Hi, so I am trying to model the path of a tennis ball when serving. I already have the model without air resistance, but now I'm getting into differential equations with the air resistance. I obtained two differential equations for acceleration that i think are correct, but I'm not sure where to go from here exactly. It is in two dimensions. What I want to find is what angle the ball must be hit at to travel a set distance.

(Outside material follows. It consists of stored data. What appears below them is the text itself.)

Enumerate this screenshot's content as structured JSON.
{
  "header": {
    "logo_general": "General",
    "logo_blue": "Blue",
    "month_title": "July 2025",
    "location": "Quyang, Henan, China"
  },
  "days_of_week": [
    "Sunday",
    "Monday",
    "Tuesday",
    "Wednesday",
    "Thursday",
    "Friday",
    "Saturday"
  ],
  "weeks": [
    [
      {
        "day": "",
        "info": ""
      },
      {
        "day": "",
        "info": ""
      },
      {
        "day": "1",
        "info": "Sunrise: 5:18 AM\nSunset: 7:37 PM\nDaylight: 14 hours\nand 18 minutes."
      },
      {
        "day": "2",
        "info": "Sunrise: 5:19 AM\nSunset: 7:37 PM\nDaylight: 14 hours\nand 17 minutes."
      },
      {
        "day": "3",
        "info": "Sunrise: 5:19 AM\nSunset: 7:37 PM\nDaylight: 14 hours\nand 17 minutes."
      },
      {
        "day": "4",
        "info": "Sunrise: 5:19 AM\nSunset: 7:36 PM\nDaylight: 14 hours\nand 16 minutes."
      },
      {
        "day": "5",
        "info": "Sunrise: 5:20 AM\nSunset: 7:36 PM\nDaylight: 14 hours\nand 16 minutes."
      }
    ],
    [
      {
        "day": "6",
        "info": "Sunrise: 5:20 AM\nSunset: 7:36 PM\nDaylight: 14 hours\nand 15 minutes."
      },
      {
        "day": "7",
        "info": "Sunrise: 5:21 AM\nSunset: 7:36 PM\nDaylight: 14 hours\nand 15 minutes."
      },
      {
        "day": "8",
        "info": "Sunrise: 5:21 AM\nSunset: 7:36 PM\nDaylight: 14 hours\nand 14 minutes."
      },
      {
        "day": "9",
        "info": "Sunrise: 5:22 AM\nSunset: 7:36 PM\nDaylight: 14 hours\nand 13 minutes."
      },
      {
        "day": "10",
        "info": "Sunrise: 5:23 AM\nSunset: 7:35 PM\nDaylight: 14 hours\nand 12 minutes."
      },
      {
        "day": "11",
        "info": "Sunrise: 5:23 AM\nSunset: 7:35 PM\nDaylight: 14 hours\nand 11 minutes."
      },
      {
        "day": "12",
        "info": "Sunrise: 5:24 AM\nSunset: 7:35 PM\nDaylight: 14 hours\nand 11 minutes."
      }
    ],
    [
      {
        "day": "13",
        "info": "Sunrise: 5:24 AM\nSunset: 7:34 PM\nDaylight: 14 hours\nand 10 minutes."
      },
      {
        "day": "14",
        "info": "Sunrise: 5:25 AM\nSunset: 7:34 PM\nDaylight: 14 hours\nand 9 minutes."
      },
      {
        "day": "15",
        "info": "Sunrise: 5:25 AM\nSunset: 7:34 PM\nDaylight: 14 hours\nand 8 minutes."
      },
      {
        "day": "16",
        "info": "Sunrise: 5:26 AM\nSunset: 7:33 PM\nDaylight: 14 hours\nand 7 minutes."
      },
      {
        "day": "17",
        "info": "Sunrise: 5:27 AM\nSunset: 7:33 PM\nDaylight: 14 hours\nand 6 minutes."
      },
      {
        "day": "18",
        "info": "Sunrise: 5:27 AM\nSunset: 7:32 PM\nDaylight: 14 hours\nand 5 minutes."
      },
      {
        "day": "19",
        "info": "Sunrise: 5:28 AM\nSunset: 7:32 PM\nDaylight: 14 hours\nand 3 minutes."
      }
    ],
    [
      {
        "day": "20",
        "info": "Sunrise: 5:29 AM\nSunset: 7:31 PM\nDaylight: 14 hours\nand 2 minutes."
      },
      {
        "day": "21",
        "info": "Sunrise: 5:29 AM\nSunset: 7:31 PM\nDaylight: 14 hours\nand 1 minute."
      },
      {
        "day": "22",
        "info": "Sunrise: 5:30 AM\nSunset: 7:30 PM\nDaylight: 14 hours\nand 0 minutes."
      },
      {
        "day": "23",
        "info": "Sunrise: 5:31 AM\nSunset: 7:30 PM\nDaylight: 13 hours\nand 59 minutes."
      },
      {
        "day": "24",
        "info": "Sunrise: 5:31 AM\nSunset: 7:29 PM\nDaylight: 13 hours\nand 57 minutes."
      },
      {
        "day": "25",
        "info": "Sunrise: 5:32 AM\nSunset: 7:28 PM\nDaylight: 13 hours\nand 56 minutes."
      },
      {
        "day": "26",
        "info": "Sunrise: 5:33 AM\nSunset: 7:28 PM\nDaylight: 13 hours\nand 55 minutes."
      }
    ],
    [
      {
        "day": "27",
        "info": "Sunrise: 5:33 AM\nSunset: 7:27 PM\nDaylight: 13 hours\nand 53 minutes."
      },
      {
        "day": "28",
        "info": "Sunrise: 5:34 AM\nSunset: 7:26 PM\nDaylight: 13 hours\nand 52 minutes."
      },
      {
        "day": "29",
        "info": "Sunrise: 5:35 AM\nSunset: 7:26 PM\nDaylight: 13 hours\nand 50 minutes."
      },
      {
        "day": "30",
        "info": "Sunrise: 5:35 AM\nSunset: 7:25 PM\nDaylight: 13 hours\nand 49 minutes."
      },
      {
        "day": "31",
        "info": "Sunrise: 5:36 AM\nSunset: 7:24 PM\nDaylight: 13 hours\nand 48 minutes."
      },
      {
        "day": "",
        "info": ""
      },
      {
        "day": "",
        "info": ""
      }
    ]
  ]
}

So far these are what i have:
equation 1: m$\stackrel{d^{2}x}{dt^{2}}$ = -k $\stackrel{dx}{dt}$ $\sqrt{\stackrel{dx}{dt}^{2}+\stackrel{dy}{dt}^{2}}$

equation 2: m$\stackrel{d^{2}y}{dt^{2}}$ = k $\stackrel{dy}{dt}$ $\sqrt{\stackrel{dx}{dt}^{2}+\stackrel{dy}{dt}^{2}}$ - g

K is drag co-efficient, m is mass, g is gravity acceleration, all of which are defined.I have the initial velocity, and I know that I can use trig ratios to get the initial x and y velocities, but I have not idea what to do with them. BTW all the above below things are meant to be fractions, but i am not sure how to make them fractions, sorry.

2. Dec 28, 2013

### haruspex

Assuming drag is proportional to the square of the speed (which is a fair approximation at high speeds) then your equations are basically right. You do have the sign wrong on the drag term in the y-equation. Drag will always oppose the direction of movement.
For the LaTex, put the m inside the LaTex, use \frac, not \stackrel, and wrap the dx/dt terms in braces so that the squaring applies to the whole term, not just the x or y:
$m\frac{d^{2}x}{dt^{2}}$ = -k $\frac{dx}{dt}$ $\sqrt{{\frac{dx}{dt}}^{2}+{\frac{dy}{dt}}^{2}}$
As to solutions, I believe there is no closed form solution.

3. Dec 29, 2013

### ehild

4. Dec 29, 2013

### Shruf

Thank; I do know that there is no closed solution but I am wondering how to do the mass calculations on something like excel? I am not sure how to incorporate these two equations for acceleration in my position equation, or in my calculations for range. Also, I think my sign is correct since the ball is being hit downwards, which I've made negative. I think i have to integrate the equations, but I'm not sure in what way I need to use them yet.

Last edited: Dec 29, 2013
5. Dec 29, 2013

### ehild

Last edited: Dec 29, 2013
6. Dec 30, 2013

### haruspex

The contribution of drag to the acceleration must be a negative multiple of the speed.